Turning to a private education loan for help with climbing college costs can be awfully tempting. With an online application and the promise of a low interest rate, a private loan often looks so easy and so affordable.
How Are Federal Student Loans Different From Private Student Loans?
Federal loans have a fixed interest rate and offer a variety of borrower benefits, like forbearance, deferment, loan consolidation, student loan forgiveness and several repayment plans.
Private loans generally aren’t as flexible. And unlike federal student loans, private loans often have variable interest rates and require credit checks. So you’ll need a good credit history or a cosigner to land the low rate you saw online. If you have less-than-stellar credit, you could end up paying very high interest rates, and because rates on private loans are variable and fluctuate according to market conditions, whatever interest rate you qualify for could change. (You can see where your credit stands by viewing two of your credit scores, updated every 14 days, on Credit.com.)

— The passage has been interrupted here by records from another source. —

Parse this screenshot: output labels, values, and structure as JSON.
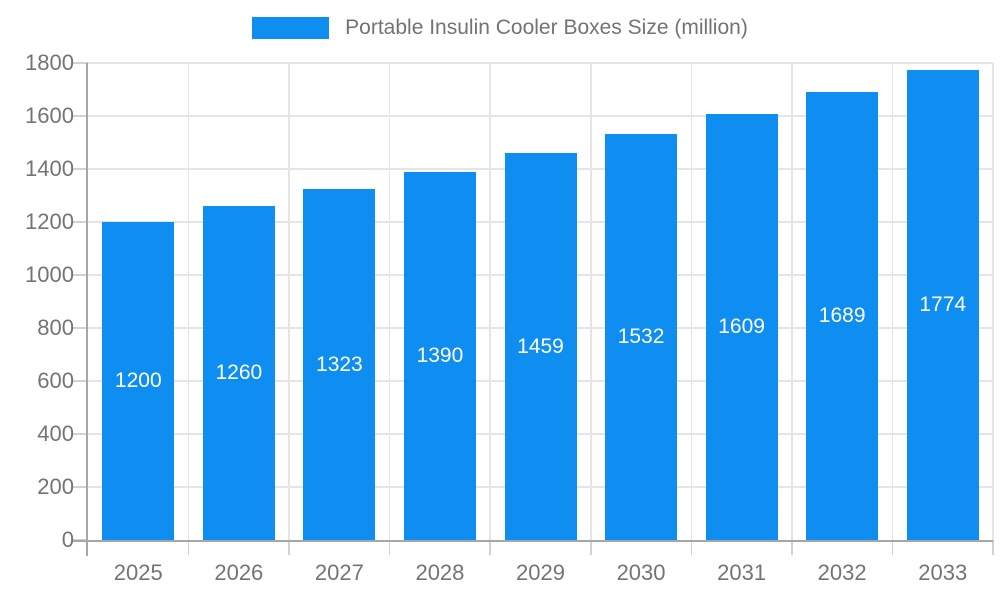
{
  "chart_data": {
    "type": "bar",
    "title": "Portable Insulin Cooler Boxes Size (million)",
    "categories": [
      "2025",
      "2026",
      "2027",
      "2028",
      "2029",
      "2030",
      "2031",
      "2032",
      "2033"
    ],
    "values": [
      1200,
      1260,
      1323,
      1390,
      1459,
      1532,
      1609,
      1689,
      1774
    ],
    "value_labels": [
      "1200",
      "1260",
      "1323",
      "1390",
      "1459",
      "1532",
      "1609",
      "1689",
      "1774"
    ],
    "ylim": [
      0,
      1800
    ],
    "ytick_step": 200,
    "ytick_labels": [
      "0",
      "200",
      "400",
      "600",
      "800",
      "1000",
      "1200",
      "1400",
      "1600",
      "1800"
    ],
    "legend_position": "top",
    "grid": "on",
    "colors": {
      "bar": "#0d8ef0",
      "bar_value_text": "#ffffff",
      "axis": "#a6a6a6",
      "gridline": "#e5e5e5",
      "tick": "#d2d2d2",
      "label_text": "#747474"
    }
  }
}
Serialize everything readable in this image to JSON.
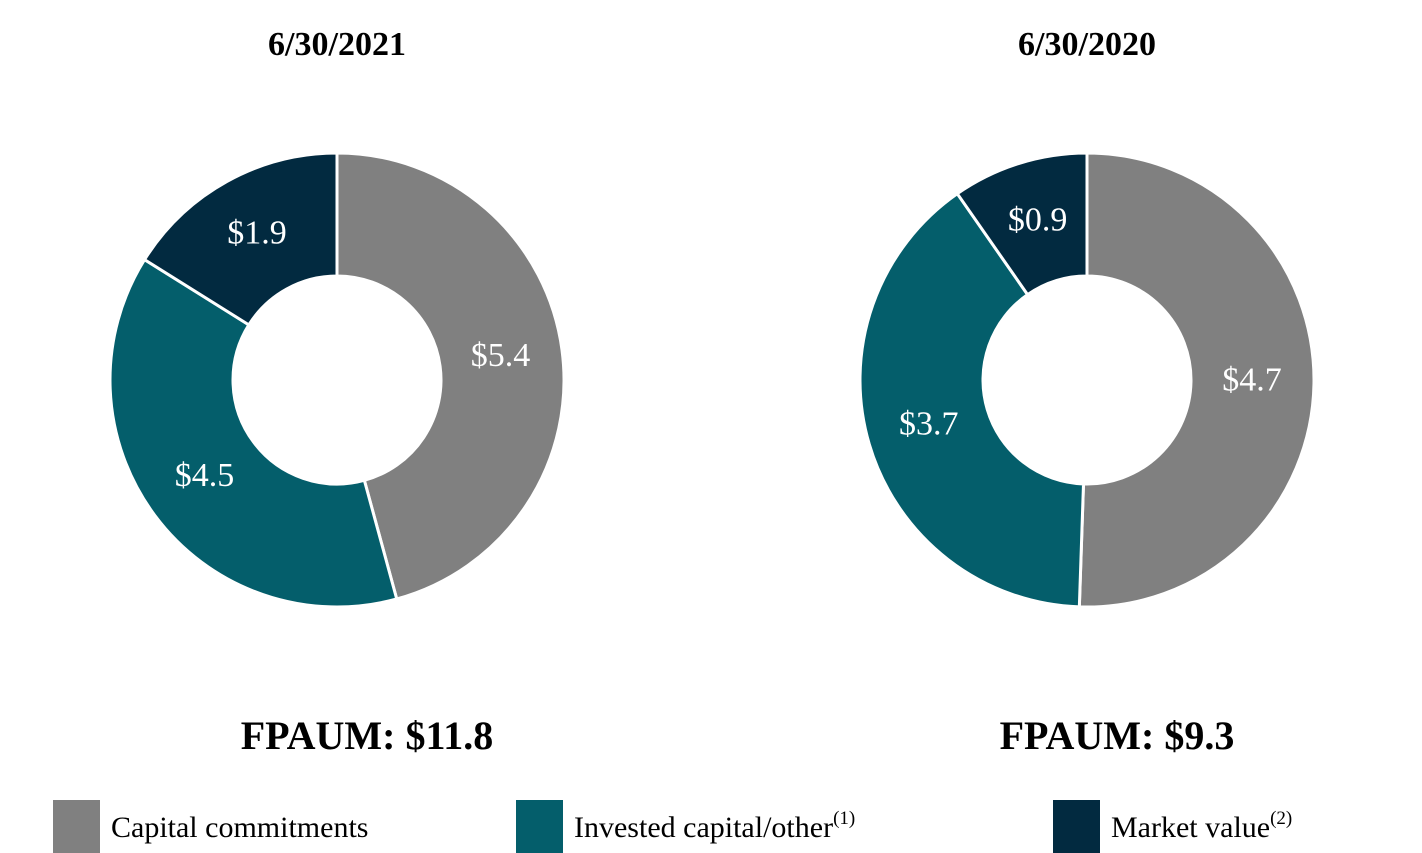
{
  "chart_data": [
    {
      "type": "pie",
      "title": "6/30/2021",
      "values": [
        5.4,
        4.5,
        1.9
      ],
      "value_labels": [
        "$5.4",
        "$4.5",
        "$1.9"
      ],
      "annotation": "FPAUM: $11.8"
    },
    {
      "type": "pie",
      "title": "6/30/2020",
      "values": [
        4.7,
        3.7,
        0.9
      ],
      "value_labels": [
        "$4.7",
        "$3.7",
        "$0.9"
      ],
      "annotation": "FPAUM: $9.3"
    }
  ],
  "legend": {
    "items": [
      {
        "label": "Capital commitments",
        "color": "#808080"
      },
      {
        "label": "Invested capital/other",
        "note": "(1)",
        "color": "#045e6b"
      },
      {
        "label": "Market value",
        "note": "(2)",
        "color": "#022a40"
      }
    ]
  }
}
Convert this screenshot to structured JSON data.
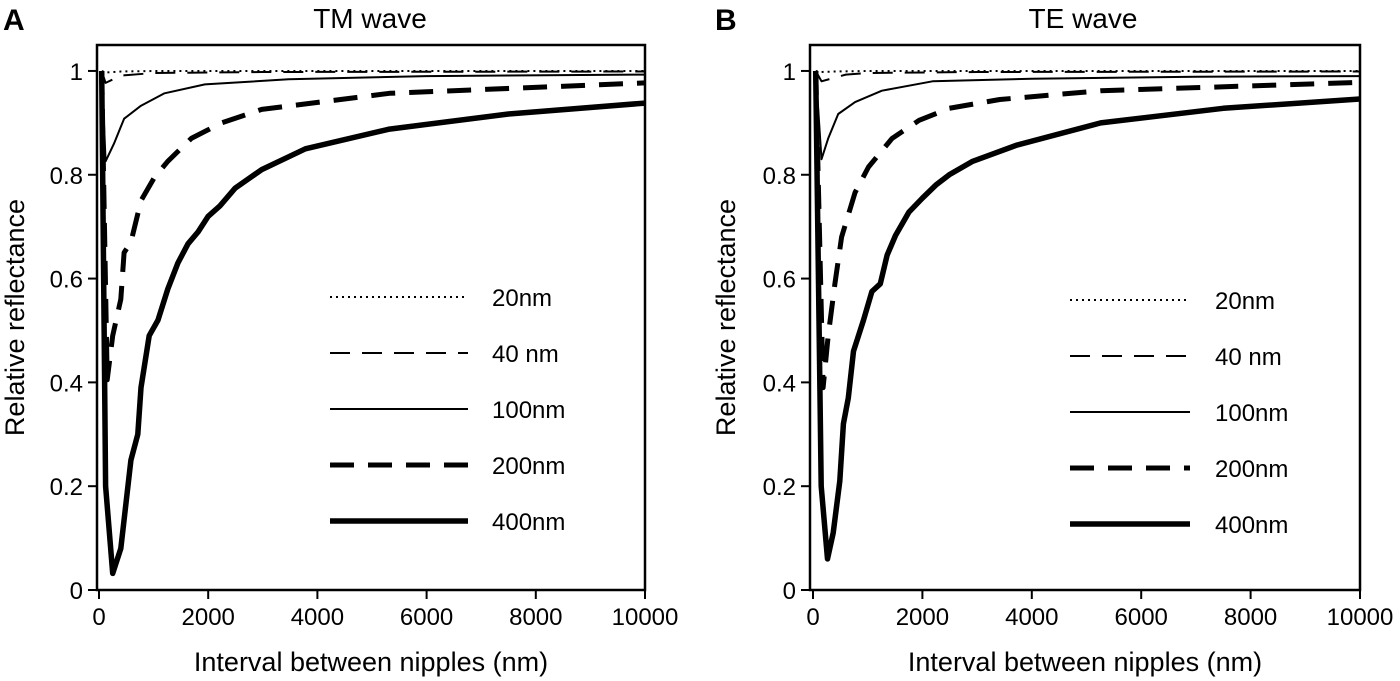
{
  "chart_data": [
    {
      "type": "line",
      "panel_label": "A",
      "title": "TM wave",
      "xlabel": "Interval between nipples (nm)",
      "ylabel": "Relative reflectance",
      "xlim": [
        0,
        10000
      ],
      "ylim": [
        0,
        1.05
      ],
      "xticks": [
        0,
        2000,
        4000,
        6000,
        8000,
        10000
      ],
      "yticks": [
        0,
        0.2,
        0.4,
        0.6,
        0.8,
        1
      ],
      "grid": false,
      "legend_placement": "center-right",
      "series": [
        {
          "name": "20nm",
          "style": "dotted",
          "x": [
            50,
            120,
            400,
            1000,
            3000,
            10000
          ],
          "y": [
            1,
            0.997,
            0.999,
            1,
            1,
            1
          ]
        },
        {
          "name": "40 nm",
          "style": "long-dash",
          "x": [
            50,
            120,
            400,
            1000,
            3000,
            10000
          ],
          "y": [
            1,
            0.977,
            0.991,
            0.996,
            0.998,
            0.999
          ]
        },
        {
          "name": "100nm",
          "style": "thin-solid",
          "x": [
            50,
            120,
            275,
            460,
            770,
            1200,
            1940,
            3475,
            6000,
            10000
          ],
          "y": [
            1,
            0.826,
            0.86,
            0.908,
            0.933,
            0.957,
            0.974,
            0.984,
            0.99,
            0.993
          ]
        },
        {
          "name": "200nm",
          "style": "thick-dash",
          "x": [
            50,
            150,
            250,
            400,
            460,
            585,
            770,
            1015,
            1260,
            1690,
            2245,
            2980,
            5320,
            10000
          ],
          "y": [
            1,
            0.405,
            0.49,
            0.56,
            0.65,
            0.67,
            0.75,
            0.795,
            0.826,
            0.87,
            0.9,
            0.926,
            0.957,
            0.977
          ]
        },
        {
          "name": "400nm",
          "style": "thick-solid",
          "x": [
            50,
            120,
            250,
            400,
            585,
            710,
            770,
            920,
            1080,
            1260,
            1445,
            1630,
            1815,
            2000,
            2215,
            2490,
            2980,
            3780,
            5320,
            7500,
            10000
          ],
          "y": [
            1,
            0.2,
            0.032,
            0.08,
            0.25,
            0.3,
            0.39,
            0.49,
            0.52,
            0.58,
            0.63,
            0.667,
            0.69,
            0.72,
            0.74,
            0.774,
            0.81,
            0.85,
            0.888,
            0.917,
            0.938
          ]
        }
      ]
    },
    {
      "type": "line",
      "panel_label": "B",
      "title": "TE wave",
      "xlabel": "Interval between nipples (nm)",
      "ylabel": "Relative reflectance",
      "xlim": [
        0,
        10000
      ],
      "ylim": [
        0,
        1.05
      ],
      "xticks": [
        0,
        2000,
        4000,
        6000,
        8000,
        10000
      ],
      "yticks": [
        0,
        0.2,
        0.4,
        0.6,
        0.8,
        1
      ],
      "grid": false,
      "legend_placement": "center-right",
      "series": [
        {
          "name": "20nm",
          "style": "dotted",
          "x": [
            50,
            155,
            400,
            1000,
            3000,
            10000
          ],
          "y": [
            1,
            0.998,
            0.999,
            1,
            1,
            1
          ]
        },
        {
          "name": "40 nm",
          "style": "long-dash",
          "x": [
            50,
            155,
            600,
            1000,
            3000,
            10000
          ],
          "y": [
            1,
            0.98,
            0.993,
            0.996,
            0.998,
            0.999
          ]
        },
        {
          "name": "100nm",
          "style": "thin-solid",
          "x": [
            50,
            155,
            277,
            460,
            770,
            1260,
            2185,
            4000,
            7000,
            10000
          ],
          "y": [
            1,
            0.83,
            0.87,
            0.917,
            0.94,
            0.962,
            0.98,
            0.985,
            0.989,
            0.99
          ]
        },
        {
          "name": "200nm",
          "style": "thick-dash",
          "x": [
            50,
            185,
            277,
            400,
            523,
            770,
            1015,
            1446,
            1940,
            2490,
            3415,
            5260,
            10000
          ],
          "y": [
            1,
            0.39,
            0.49,
            0.59,
            0.68,
            0.766,
            0.815,
            0.87,
            0.905,
            0.928,
            0.945,
            0.962,
            0.978
          ]
        },
        {
          "name": "400nm",
          "style": "thick-solid",
          "x": [
            50,
            150,
            265,
            370,
            490,
            555,
            646,
            740,
            923,
            1077,
            1230,
            1354,
            1508,
            1754,
            2000,
            2245,
            2490,
            2920,
            3720,
            5260,
            7500,
            10000
          ],
          "y": [
            1,
            0.2,
            0.06,
            0.11,
            0.21,
            0.32,
            0.37,
            0.46,
            0.52,
            0.575,
            0.59,
            0.645,
            0.683,
            0.728,
            0.755,
            0.78,
            0.8,
            0.826,
            0.857,
            0.9,
            0.928,
            0.946
          ]
        }
      ]
    }
  ]
}
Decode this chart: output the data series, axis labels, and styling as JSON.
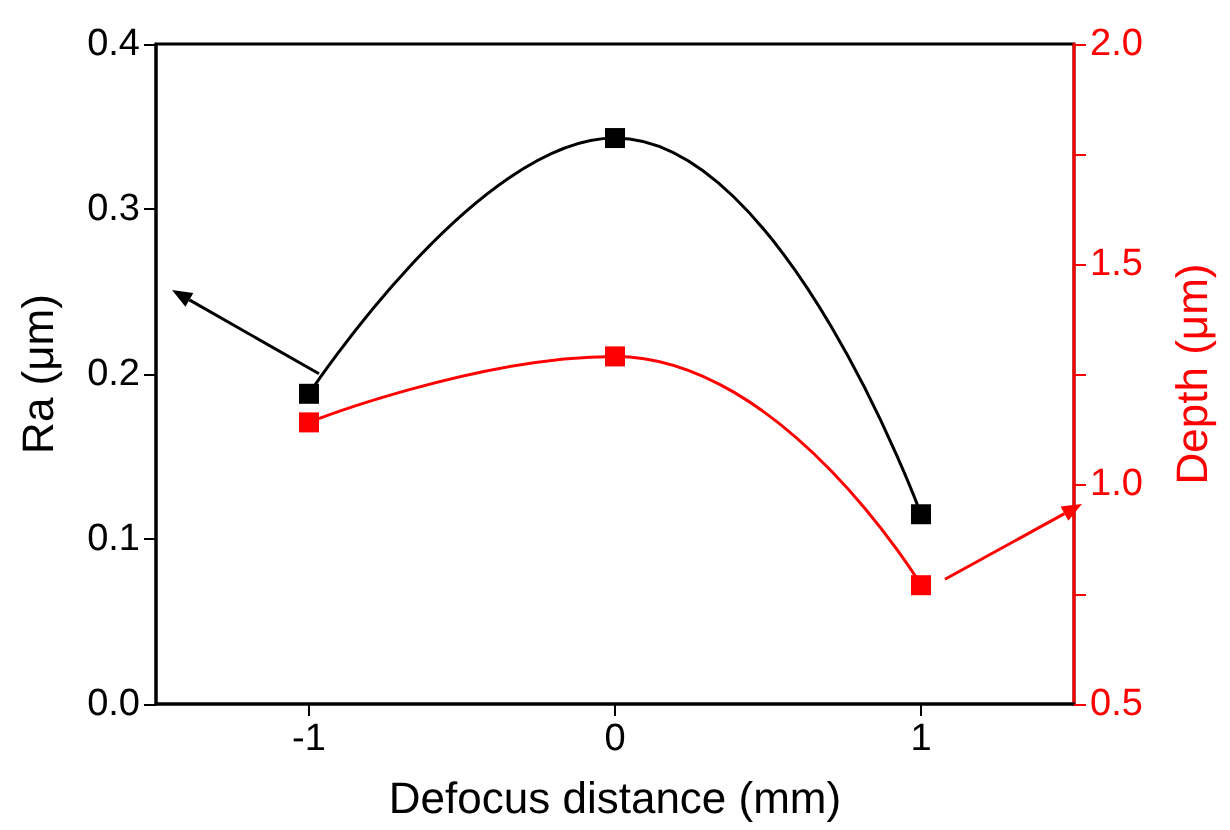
{
  "chart_data": {
    "type": "line",
    "xlabel": "Defocus distance (mm)",
    "ylabel": "Ra (μm)",
    "y2label": "Depth (μm)",
    "x": [
      -1,
      0,
      1
    ],
    "series": [
      {
        "color": "#000000",
        "values": [
          0.188,
          0.343,
          0.115
        ]
      },
      {
        "color": "#ff0000",
        "values": [
          1.14,
          1.29,
          0.77
        ],
        "axis": "y2"
      }
    ],
    "xlim": [
      -1.5,
      1.5
    ],
    "xticks": [
      -1,
      0,
      1
    ],
    "ylim": [
      0,
      0.4
    ],
    "yticks": [
      {
        "value": 0,
        "label": "0.0"
      },
      0.1,
      0.2,
      0.3,
      0.4
    ],
    "y2lim": [
      0.5,
      2.0
    ],
    "y2ticks": [
      {
        "value": 0.5,
        "label": "0.5"
      },
      {
        "value": 0.75,
        "label": null
      },
      {
        "value": 1.0,
        "label": "1.0"
      },
      {
        "value": 1.25,
        "label": null
      },
      {
        "value": 1.5,
        "label": "1.5"
      },
      {
        "value": 1.75,
        "label": null
      },
      {
        "value": 2.0,
        "label": "2.0"
      }
    ],
    "marker": "square",
    "line_style": "solid",
    "grid": false
  }
}
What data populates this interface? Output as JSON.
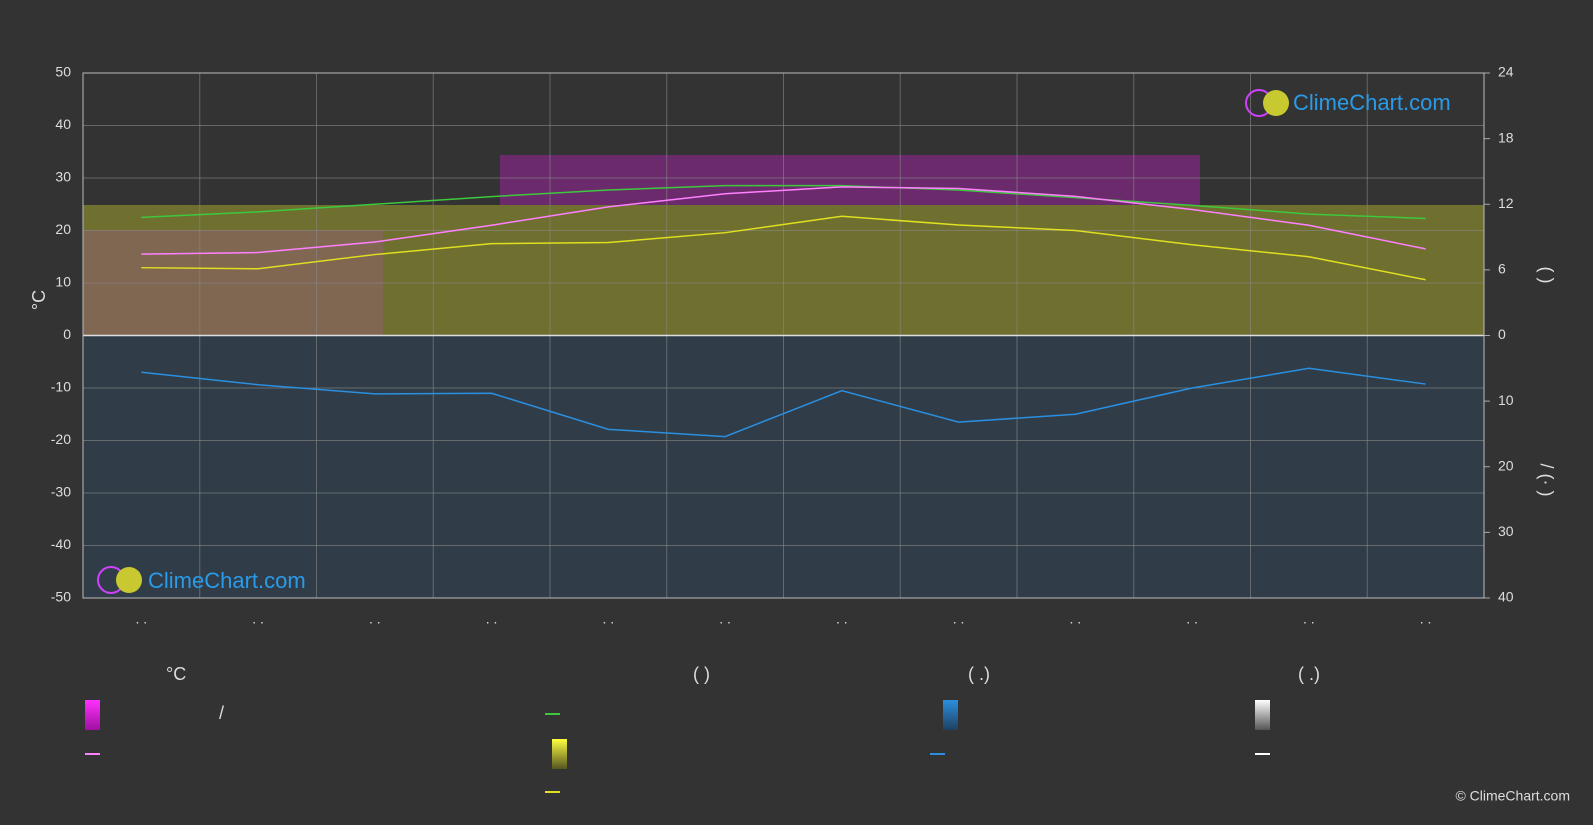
{
  "chart_data": {
    "type": "line",
    "y_label": "°C",
    "y2_label": "(          )",
    "y3_label": "/       (·   )",
    "categories": [
      ". .",
      ". .",
      ". .",
      ". .",
      ". .",
      ". .",
      ". .",
      ". .",
      ". .",
      ". .",
      ". .",
      ". ."
    ],
    "ylim": [
      -50,
      50
    ],
    "yticks": [
      -50,
      -40,
      -30,
      -20,
      -10,
      0,
      10,
      20,
      30,
      40,
      50
    ],
    "y2lim": [
      0,
      24
    ],
    "y2ticks": [
      0,
      6,
      12,
      18,
      24
    ],
    "y3lim": [
      0,
      40
    ],
    "y3ticks": [
      10,
      20,
      30,
      40
    ],
    "grid": true,
    "series": [
      {
        "color": "#3ec83e",
        "axis": "y2",
        "values": [
          10.8,
          11.3,
          12,
          12.7,
          13.3,
          13.7,
          13.7,
          13.3,
          12.6,
          11.9,
          11.1,
          10.7
        ]
      },
      {
        "color": "#e0e020",
        "axis": "y2",
        "values": [
          6.2,
          6.1,
          7.4,
          8.4,
          8.5,
          9.4,
          10.9,
          10.1,
          9.6,
          8.3,
          7.2,
          5.1
        ]
      },
      {
        "color": "#ff80ff",
        "values": [
          15.5,
          15.8,
          17.8,
          21,
          24.5,
          27,
          28.3,
          28,
          26.5,
          24,
          21,
          16.5
        ]
      },
      {
        "color": "#2a8fe0",
        "axis": "y3",
        "values": [
          5.6,
          7.5,
          8.9,
          8.8,
          14.3,
          15.4,
          8.4,
          13.2,
          12,
          8,
          5,
          7.4
        ]
      }
    ],
    "legend": {
      "headers": [
        "°C",
        "(          )",
        "(   .)",
        "(   .)"
      ],
      "separator": "/"
    },
    "logo": "ClimeChart.com",
    "copyright": "© ClimeChart.com"
  }
}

The repayment terms on a private education loan vary by lender. With some lenders, repayment begins immediately. Other lenders may allow borrowers to defer loan payments while attending classes, as federal loans do.
You’re also likely to have fewer borrower protections with private loans than you do with federal loans.
Federal loans come with a range of borrower protections that are mandated in the federal Higher Education Act. For example, with federal Direct, FFEL and Perkins loans, every borrower is entitled to deferment due to economic hardship or unemployment for up to three years as long as the borrower meets eligibility requirements for these deferments. Federal loan servicers may also offer forbearance, a temporary postponement of payments, for up to 12 months at a time. Private education loan lenders are not required to offer forbearance or deferment options. Some lenders charge fees to process forbearance and deferment requests and may have shorter deferment or forbearance periods.
A private loan is an option to consider after you’ve exhausted federal lending options (most federal loans, after all, have borrowing limits below the cost of attendance, which private loans do not). When borrowing to pay for your college education, most experts recommend applying for federal loans first and private loans as a last resort, and in order to get a federal student loan, you need to fill out the Free Application for Federal Student Aid (FAFSA). To land a good deal on a private education loan, you’ll need to shop carefully. Rates and fees vary widely.
What to Ask a Private Student Loan Company
Here are some important questions to ask when shopping for a private loan:
- What are the credit qualifications? All private education loans require a credit check. Private lenders may consider your credit record, assets, debts, income, as well as your college or university and your field of study. If you have limited or flawed credit, like many students do, you may be approved for a loan at a higher interest rate or require a cosigner to qualify for a loan.
- What is the interest rate on the loan and how is the rate calculated? Interest rates on private education loans vary widely, with some lenders charging interest rates between 11% and 18%. Many private loans come with variable interest rates and may fluctuate due to market conditions. The interest rate on a private education loan is based on a market rate (PRIME or LIBOR or the 91-day Treasury bill) plus a margin. The margin amount, the number of percentage points you pay over and above the market rate, depends on your creditworthiness. If a lender considers you a higher risk, you’ll pay a higher margin and a higher interest rate on your loan. If a lender considers you a lower risk, you’ll pay a lower margin and a lower interest rate on your loan.
- Is there an origination fee? Many lenders charge origination fees on private education loans. There is no cap on origination fees, and they vary by lender, so shop carefully. A high origination fee could make a pricey private loan even more expensive.
- When do I begin making payments? Most student loans don’t need to be repaid until after you graduate. But some private loans may ask you to start making payments right away. Can you handle making loan payments while attending classes?
- What is the late fee? Many private lenders charge late fees if your payment arrives 10 or 15 days after the due date. The late fees can be as high as $15 or as much as 5% of the payment amount due. (Federal student loan servicers also charge late fees.)
- Can I defer or reduce loan payments during tough times? Hardship help varies from lender to lender, so you’ll want to ask before you borrow. Does the lender offer deferment due to economic hardship or unemployment? Does the lender offer forbearance, a temporary postponement in payments? Will you be charged a fee? How long will the forbearance period last?
- Will a private loan affect my eligibility for other forms of financial aid? It’s a good idea to have a private loan checked out by a financial aid official at your college or university. The last thing you want is for a private loan to hurt your eligibility for more affordable forms of financial aid.
Weigh your financial options carefully. Federal student loans tend to have more benefits and repayment options than private student loans. If you do want to use a private student loan, be sure to get the facts first and no matter what kind of student loan you decide to get, only borrow as much as you can reasonably expect to afford to repay.